Quatro curiosidades sobre IPAs


Já imaginou um mundo onde cervejas eram feitas com qualquer tipo de erva e eventualmente com algum tipo de lúpulo? Este mundo é real e, na verdade, as cervejas assim eram antes de termos o lúpulo como um dos ingredientes principais da cerveja. Tanta coisa mudou que hoje é também fonte de um dos tipos de cervejas mais procuradas em todos os cantos das Américas (pelo menos) estamos falando das cervejas amargas, entre elas, a mais aclamada: as IPAs. Por isso reunimos aqui algumas curiosidades.


Primeira curiosidade, que está mais para uma forma bastante peculiar de explicar sobre o estilo, no Livro O Atlas da Cerveja dos consagrados cervejeiros Tim Webb e Stephen Beaumont tem a seguinte definição: “IPA (India Pale Ale) estilo de Pale Ale cujo nome vem de sua popularidade na Índia, durante o reinado britânico. Originalmente nativa da Inglaterra, hoje é produzida nas versões americana (muito lupulada e de teor alcoólico).” E se você pensou que as IPAs nasceram por conta das viagens de navios para a Índia, sentimos te informar que esta é uma boa Lenda. Podemos te contar mais um outro dia.
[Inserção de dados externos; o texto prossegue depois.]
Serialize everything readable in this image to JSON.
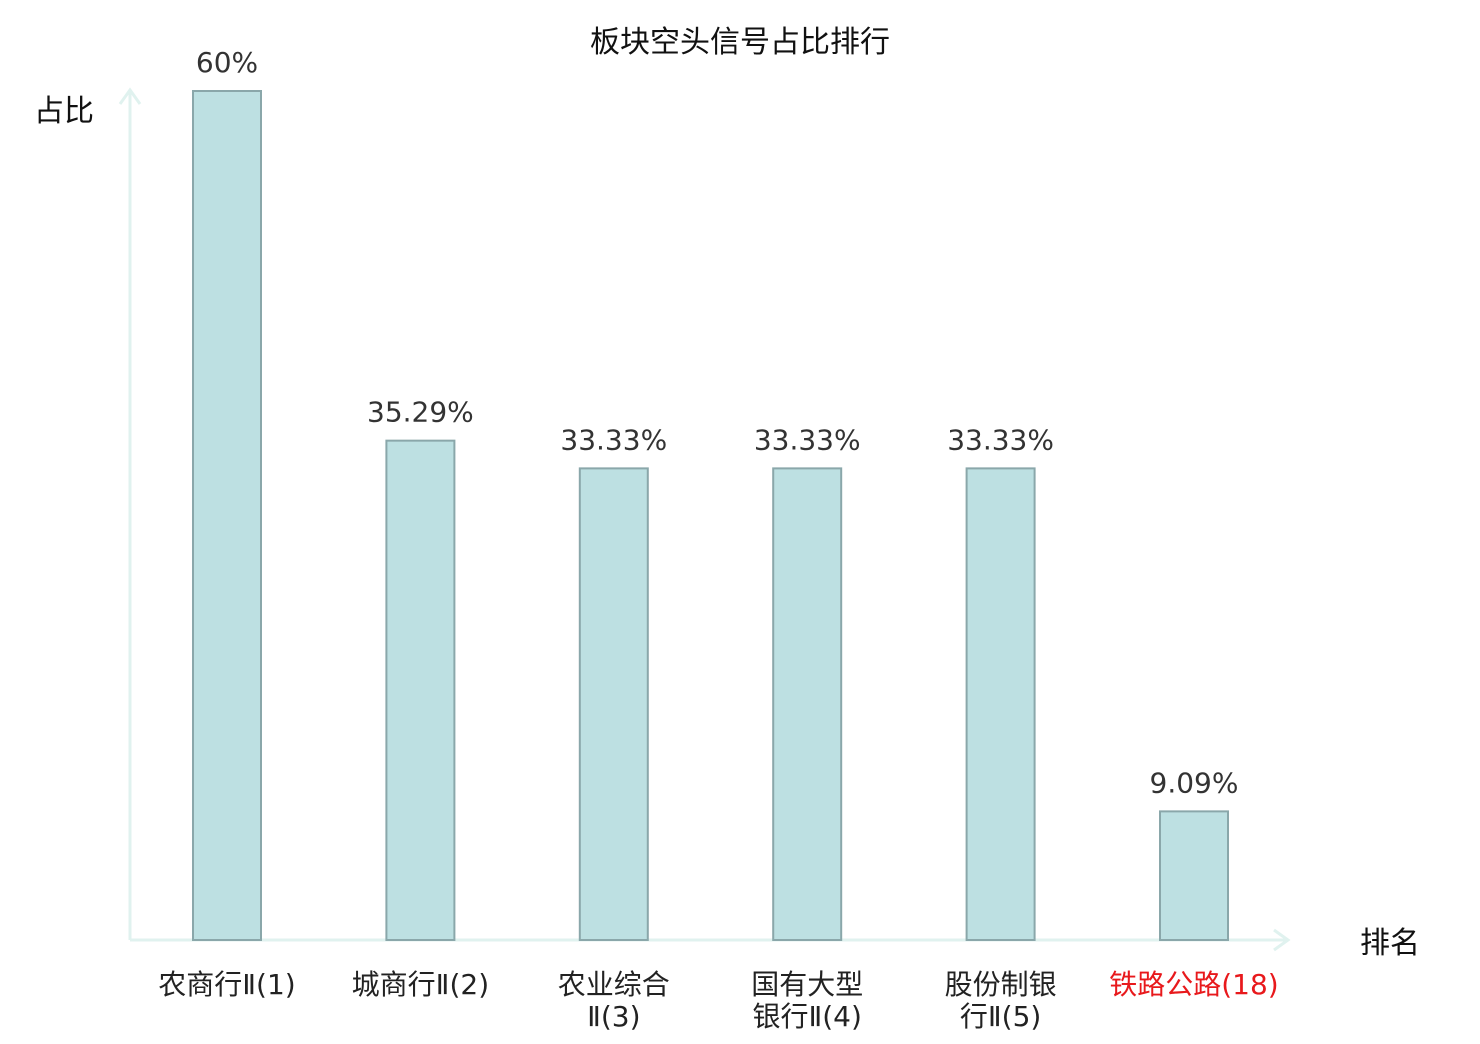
{
  "chart_data": {
    "type": "bar",
    "title": "板块空头信号占比排行",
    "ylabel": "占比",
    "xlabel": "排名",
    "ylim": [
      0,
      60
    ],
    "grid": false,
    "categories": [
      {
        "lines": [
          "农商行Ⅱ(1)"
        ],
        "highlight": false
      },
      {
        "lines": [
          "城商行Ⅱ(2)"
        ],
        "highlight": false
      },
      {
        "lines": [
          "农业综合",
          "Ⅱ(3)"
        ],
        "highlight": false
      },
      {
        "lines": [
          "国有大型",
          "银行Ⅱ(4)"
        ],
        "highlight": false
      },
      {
        "lines": [
          "股份制银",
          "行Ⅱ(5)"
        ],
        "highlight": false
      },
      {
        "lines": [
          "铁路公路(18)"
        ],
        "highlight": true
      }
    ],
    "values": [
      60,
      35.29,
      33.33,
      33.33,
      33.33,
      9.09
    ],
    "value_labels": [
      "60%",
      "35.29%",
      "33.33%",
      "33.33%",
      "33.33%",
      "9.09%"
    ]
  },
  "colors": {
    "bar_fill": "#bde0e2",
    "bar_stroke": "#8aa7aa",
    "axis": "#e0f2ef",
    "text": "#333333",
    "label_text": "#222222",
    "highlight": "#e8191c"
  }
}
Ainda nas páginas do Atlas (pag. 113), encontramos a seguinte informação sobre como o estilo desenvolveu-se em campos britânicos: “Em 1880, a Pale Ale tinha teor alcoólico de 6% e podia ter grande quantidade de lúpulo; por volta de 1980, o teor alcoólico variava de 3,5% a 4% e a quantidade de lúpulo era pequena, mas a cerveja era real*”.


A terceira informação, que não chega a ser uma grande novidade, vem do livro Boutique Beer de Ben Macfarland já no ano de 2013: “Os Estados Unidos permanece o coração hedonista do lúpulo, o local de nascimento dos estilos agressivamente amargos. Não contente com a reinvenção das IPAs estourando a intensidade de aroma e amargor, as cervejarias artesanais americanas as transformaram em Double, Triple, Imperial, e até trouxeram a opção Black. A americanização da India Pale Ale é provavelmente o evento mais significante que moldou a cerveja nos últimos 30 anos”. Para se ter uma ideia de como as receitas foram aumentando neste escopo hoje é possível encontrar também Brown IPA, Red IPA, Juyce ou Hazy IPA, Belgian IPA, Rye IPA…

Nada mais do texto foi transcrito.